También como en El laberinto del fauno, el filme se embebe de la textura de los cuentos tradicionales, de la aparente ingenuidad de sus arquetipos narrativos que, en este caso, quedan puntualmente perturbados por la intromisión gráfica y directa del turbulento contexto histórico -las imágenes de televisión y los discursos de radio que anuncian los disturbios raciales estadounidenses o la crisis de los misiles cubanos-, de una violencia de incontenida sordidez o de la pulsión sexual, si bien esta última parece solo querer atentar contra el puritanismo dominante en este tipo de relatos -además de en muchas mentes de indignación cada vez más fácil-.
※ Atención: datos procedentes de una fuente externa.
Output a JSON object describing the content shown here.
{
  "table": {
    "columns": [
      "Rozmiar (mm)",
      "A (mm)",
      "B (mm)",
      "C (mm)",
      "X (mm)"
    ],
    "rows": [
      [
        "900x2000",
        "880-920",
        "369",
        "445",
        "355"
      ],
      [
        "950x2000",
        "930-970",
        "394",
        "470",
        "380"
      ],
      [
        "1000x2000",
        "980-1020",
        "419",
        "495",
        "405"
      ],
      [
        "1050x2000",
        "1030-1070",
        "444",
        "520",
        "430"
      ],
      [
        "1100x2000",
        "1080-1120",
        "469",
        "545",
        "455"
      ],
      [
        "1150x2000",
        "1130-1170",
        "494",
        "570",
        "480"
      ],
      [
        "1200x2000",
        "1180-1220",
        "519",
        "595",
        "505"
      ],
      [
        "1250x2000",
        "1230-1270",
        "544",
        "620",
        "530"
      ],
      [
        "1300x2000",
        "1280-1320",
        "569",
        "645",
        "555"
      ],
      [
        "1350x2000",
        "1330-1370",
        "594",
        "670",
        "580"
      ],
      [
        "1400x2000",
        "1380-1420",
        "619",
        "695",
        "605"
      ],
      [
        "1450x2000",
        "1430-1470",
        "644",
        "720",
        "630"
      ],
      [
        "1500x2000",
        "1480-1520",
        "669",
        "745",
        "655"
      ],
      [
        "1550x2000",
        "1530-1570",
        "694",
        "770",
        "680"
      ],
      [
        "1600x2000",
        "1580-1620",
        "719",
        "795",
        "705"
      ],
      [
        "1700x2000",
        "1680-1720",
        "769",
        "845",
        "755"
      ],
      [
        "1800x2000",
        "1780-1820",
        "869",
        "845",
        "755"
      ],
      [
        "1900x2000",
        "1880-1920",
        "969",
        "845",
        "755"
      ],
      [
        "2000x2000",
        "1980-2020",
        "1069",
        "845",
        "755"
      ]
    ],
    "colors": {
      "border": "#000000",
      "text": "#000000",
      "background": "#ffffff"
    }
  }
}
El trazado de los personajes responde, pues, a estas construcciones arquetípicas -la heroína predestinada aunque destronada por un hechizo, los escuderos temblorosos y cómicos, el malvado sin corazón, el caballero idealista, el secuaz torpe…-, de igual manera que la elaborada puesta en escena abunda en esta atmósfera fantasiosa desde la arquitectura, el color, la iluminación y los apartes oníricos o imaginados. Pero, siguiendo con la psicología de Del Toro, la sublimación romántica ocurre de nuevo a la inversa, lo que sirve para deslizar nuevos mensajes críticos hacia un sistema sociocultural aún vigente y, probablemente, reforzado. Mientras podría decirse que el villano habita en un cartel de Norman Rockwell -una soleada casa en los suburbios con una ama de casa turgente, dos hijos traviesos y un cadillac flamante-, el idilio entre la princesa sin reino y el príncipe sapo -o, mejor dicho, el sapo príncipe, ya que aquí no se reniega de esa identidad anómala o excéntrica- se desarrolla entre decorados oscuros, en apartamentos herrumbrosos o en salas de cine semiabandonadas.

         Es el monstruo romántico, como King Kong y como el Drácula de Francis Ford Coppola, solo que esta vez conquistado desde el punto de vista de la compañera a priori corriente -aunque con falso contador de cuentos omnisciente que, de manera significativa, advierte acerca del carácter subjetivo de la verdad de lo que se cuenta-. Un rol este desde el que Sally Hawkins contribuye decisivamente a sostener la credibilidad y la entidad de una narración sencilla con todas las consecuencias.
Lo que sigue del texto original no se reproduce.